Thursday, November 19, 2015

Whose data analysis is correct?

We in advanced data-driven analytics believe that the patterns in the data do not lie.  Yet, our biases drive what features we feel should be key to the interpretation of data, pick the pattern that invokes the anomaly we want to detect, etc.  This experiment detailed in the Nature here by Dr. Raphael Silberzahn, Assistant Professor, Department of Managing People in Organizations, IESE Business School, Barcelona, Spain (bio and research here) and Dr. Eric L. Uhlmann, Associate Professor, Organizational Behavior, INSEAD, Singapore (bio and research here), highlights that today accuracy in data analytics must comprehend more than one method and more importantly group of data scientists before drawing conclusions.

"The experiment Last year, we recruited 29 teams of researchers and asked them to answer the same research question with the same data set. Teams approached the data with a wide array of analytical techniques, and obtained highly varied results. Next, we organized rounds of peer feedback, technique refinement and joint discussion to see whether the initial variety could be channelled into a joint conclusion. We found that the overall group consensus was much more tentative than would be expected from a single-team analysis."

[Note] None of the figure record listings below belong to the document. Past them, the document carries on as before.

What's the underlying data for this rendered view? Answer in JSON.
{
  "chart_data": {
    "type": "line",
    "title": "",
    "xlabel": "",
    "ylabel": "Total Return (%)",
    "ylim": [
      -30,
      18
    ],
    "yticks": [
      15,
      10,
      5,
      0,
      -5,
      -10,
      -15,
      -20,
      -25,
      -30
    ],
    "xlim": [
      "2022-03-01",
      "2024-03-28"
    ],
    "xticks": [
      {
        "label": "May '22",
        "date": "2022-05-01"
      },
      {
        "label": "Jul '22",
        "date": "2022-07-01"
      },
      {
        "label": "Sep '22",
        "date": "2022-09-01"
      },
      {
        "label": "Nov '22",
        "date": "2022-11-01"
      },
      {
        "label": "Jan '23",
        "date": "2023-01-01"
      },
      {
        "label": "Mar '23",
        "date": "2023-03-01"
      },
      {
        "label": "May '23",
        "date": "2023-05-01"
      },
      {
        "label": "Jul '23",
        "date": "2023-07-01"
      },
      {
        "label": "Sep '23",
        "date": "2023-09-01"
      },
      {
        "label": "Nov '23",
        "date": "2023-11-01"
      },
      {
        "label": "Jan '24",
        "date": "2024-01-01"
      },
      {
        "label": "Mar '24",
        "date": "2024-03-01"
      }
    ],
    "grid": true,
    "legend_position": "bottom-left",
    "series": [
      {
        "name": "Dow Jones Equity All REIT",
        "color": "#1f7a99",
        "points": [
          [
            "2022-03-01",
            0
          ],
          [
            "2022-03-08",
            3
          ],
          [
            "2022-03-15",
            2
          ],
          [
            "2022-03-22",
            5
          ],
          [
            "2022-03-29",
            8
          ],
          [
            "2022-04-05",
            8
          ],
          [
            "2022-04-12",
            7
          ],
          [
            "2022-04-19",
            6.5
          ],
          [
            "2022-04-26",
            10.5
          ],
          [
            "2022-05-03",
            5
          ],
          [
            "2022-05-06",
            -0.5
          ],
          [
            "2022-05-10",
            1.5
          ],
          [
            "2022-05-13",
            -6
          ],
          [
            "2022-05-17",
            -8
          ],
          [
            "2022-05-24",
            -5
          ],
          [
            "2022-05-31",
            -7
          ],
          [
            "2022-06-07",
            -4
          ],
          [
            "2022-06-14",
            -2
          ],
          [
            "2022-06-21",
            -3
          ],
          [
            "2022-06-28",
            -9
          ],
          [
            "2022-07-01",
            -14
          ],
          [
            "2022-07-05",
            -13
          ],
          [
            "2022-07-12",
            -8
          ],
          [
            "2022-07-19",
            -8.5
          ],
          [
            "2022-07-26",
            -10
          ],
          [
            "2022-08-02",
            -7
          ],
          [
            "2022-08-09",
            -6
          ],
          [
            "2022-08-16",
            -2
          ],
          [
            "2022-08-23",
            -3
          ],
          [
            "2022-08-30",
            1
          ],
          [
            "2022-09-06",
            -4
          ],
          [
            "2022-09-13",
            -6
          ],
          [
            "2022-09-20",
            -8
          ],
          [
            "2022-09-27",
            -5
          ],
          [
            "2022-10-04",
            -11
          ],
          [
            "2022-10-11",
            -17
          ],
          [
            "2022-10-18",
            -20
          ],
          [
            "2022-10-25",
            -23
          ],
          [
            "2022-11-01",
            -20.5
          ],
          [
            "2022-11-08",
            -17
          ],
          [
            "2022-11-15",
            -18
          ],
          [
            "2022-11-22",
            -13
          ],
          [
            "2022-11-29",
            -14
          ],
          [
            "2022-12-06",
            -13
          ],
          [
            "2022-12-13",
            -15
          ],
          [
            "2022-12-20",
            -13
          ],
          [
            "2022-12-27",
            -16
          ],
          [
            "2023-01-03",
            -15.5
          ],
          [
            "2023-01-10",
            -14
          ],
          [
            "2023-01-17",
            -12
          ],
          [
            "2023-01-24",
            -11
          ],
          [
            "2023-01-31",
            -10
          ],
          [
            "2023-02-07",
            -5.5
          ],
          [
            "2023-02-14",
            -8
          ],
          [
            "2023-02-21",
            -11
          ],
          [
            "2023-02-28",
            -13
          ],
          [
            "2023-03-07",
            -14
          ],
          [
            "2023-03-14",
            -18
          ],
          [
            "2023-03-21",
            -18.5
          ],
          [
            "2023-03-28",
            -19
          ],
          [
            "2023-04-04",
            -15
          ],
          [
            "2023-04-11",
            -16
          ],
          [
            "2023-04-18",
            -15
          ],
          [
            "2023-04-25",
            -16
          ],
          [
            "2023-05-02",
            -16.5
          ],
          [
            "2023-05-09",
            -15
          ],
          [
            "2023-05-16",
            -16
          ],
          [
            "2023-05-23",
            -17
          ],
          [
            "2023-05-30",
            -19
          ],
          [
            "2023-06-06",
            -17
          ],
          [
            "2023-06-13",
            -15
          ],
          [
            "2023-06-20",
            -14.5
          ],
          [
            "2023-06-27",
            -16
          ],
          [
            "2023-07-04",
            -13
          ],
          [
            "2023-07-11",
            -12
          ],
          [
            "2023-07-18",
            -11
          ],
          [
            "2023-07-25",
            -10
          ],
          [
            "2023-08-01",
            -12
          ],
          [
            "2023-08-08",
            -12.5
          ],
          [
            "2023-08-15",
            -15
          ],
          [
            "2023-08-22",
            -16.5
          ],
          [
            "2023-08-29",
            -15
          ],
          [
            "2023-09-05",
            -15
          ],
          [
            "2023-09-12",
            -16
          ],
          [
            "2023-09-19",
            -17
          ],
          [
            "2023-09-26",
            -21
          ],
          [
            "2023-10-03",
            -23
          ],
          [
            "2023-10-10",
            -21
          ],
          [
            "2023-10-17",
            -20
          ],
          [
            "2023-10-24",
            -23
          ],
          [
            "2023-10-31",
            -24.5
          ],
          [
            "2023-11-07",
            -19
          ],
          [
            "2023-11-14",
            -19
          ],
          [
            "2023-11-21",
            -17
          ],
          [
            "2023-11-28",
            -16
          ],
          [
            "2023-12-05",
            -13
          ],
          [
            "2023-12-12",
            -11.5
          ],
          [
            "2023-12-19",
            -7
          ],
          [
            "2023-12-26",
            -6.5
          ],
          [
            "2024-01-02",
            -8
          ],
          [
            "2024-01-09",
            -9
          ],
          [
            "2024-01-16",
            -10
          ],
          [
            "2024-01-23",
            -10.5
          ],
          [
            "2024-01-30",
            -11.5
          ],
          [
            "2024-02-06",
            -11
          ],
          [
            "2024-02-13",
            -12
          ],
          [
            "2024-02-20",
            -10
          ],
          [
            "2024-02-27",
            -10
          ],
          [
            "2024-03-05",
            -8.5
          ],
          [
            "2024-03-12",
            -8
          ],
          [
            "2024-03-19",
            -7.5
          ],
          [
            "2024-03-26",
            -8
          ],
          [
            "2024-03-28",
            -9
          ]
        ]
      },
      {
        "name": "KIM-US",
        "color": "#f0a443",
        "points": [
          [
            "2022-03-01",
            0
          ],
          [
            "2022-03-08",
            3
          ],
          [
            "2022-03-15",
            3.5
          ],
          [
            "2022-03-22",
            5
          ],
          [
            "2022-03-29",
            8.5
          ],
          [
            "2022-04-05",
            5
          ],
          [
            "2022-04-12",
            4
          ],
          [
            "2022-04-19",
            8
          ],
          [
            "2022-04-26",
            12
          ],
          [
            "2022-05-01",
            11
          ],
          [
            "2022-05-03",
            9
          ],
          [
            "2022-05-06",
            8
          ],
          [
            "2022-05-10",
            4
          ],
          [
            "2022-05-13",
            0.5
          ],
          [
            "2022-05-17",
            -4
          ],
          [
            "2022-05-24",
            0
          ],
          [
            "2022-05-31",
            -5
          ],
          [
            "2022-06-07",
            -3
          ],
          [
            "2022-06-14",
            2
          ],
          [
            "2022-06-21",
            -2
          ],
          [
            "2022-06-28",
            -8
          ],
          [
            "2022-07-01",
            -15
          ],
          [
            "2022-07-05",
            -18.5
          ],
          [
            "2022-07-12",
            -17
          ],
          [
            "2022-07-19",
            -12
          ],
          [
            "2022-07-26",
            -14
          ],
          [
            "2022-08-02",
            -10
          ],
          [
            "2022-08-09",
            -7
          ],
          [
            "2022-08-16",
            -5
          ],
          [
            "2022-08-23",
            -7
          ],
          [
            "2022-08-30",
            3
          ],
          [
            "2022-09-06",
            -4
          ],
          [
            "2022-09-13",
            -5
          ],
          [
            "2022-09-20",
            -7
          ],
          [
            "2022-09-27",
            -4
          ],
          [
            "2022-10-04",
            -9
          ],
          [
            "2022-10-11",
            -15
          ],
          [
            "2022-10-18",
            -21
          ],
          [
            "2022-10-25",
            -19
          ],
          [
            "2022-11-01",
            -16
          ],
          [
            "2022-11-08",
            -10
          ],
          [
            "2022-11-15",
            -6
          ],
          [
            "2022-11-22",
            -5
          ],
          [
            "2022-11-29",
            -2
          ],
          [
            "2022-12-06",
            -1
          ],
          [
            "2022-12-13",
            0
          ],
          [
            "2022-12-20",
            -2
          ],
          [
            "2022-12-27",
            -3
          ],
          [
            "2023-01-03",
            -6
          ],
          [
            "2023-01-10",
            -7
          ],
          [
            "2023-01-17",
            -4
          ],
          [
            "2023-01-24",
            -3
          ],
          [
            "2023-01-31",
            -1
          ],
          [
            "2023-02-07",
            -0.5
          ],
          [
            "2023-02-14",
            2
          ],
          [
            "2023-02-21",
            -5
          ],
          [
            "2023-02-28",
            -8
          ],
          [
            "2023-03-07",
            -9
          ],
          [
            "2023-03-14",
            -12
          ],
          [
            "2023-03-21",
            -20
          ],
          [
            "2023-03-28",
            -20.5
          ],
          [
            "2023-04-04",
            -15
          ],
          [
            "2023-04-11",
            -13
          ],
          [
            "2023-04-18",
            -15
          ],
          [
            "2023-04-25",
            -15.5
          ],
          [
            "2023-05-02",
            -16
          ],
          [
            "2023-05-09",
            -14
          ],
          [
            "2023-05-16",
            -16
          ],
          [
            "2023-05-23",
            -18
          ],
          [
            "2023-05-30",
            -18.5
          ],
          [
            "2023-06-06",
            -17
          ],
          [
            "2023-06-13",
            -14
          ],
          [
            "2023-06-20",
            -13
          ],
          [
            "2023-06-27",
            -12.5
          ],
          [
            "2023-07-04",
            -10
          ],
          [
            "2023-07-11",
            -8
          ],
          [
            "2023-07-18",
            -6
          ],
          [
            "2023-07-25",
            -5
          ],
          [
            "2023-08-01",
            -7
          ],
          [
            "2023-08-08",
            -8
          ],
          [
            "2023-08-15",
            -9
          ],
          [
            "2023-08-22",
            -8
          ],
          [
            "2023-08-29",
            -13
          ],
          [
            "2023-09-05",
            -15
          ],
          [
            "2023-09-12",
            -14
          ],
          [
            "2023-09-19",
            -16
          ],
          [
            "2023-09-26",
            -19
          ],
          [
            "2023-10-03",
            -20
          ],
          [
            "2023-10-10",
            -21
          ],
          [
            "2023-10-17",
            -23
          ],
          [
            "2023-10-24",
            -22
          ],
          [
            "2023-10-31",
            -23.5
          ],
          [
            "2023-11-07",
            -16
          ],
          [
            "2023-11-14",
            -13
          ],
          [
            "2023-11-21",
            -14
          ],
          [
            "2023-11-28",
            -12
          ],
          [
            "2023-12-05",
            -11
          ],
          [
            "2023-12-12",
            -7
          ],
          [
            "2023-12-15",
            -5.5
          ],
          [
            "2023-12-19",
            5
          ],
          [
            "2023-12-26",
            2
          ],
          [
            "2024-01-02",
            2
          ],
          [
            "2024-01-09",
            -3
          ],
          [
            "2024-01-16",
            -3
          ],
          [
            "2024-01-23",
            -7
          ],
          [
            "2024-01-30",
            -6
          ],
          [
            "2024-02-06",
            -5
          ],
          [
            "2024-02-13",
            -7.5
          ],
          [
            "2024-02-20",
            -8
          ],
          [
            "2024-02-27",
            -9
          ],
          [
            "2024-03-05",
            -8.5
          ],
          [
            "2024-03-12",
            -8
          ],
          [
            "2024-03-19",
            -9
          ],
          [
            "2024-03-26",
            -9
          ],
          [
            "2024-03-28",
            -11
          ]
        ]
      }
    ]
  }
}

In the near future, I hope that machines will simply consume data, and extract and raise the anomaly above the noise.  Though, we make the machine, so will the machine be biased?

The data set:

"All teams were given the same large data set collected by a sports-statistics firm across four major football leagues. It included referee calls, counts of how often referees encountered each player, and player demographics including team position, height and weight. It also included a rating of players' skin colour. As in most such studies, this ranking was performed manually: two independent coders sorted photographs of players into five categories ranging from 'very light' to 'very dark' skin tone."

The article concluded:

"Of the 29 teams, 20 found a statistically significant correlation between skin colour and red cards (see 'One data set, many analysts'). The median result was that dark-skinned players were 1.3 times more likely than light-skinned players to receive red cards. But findings varied enormously, from a slight (and non-significant) tendency for referees to give more red cards to light-skinned players to a strong trend of giving more red cards to dark-skinned players. After reviewing each other's reports, most team leaders concluded that a correlation between a player having darker skin and the tendency to be given a red card was present in the data."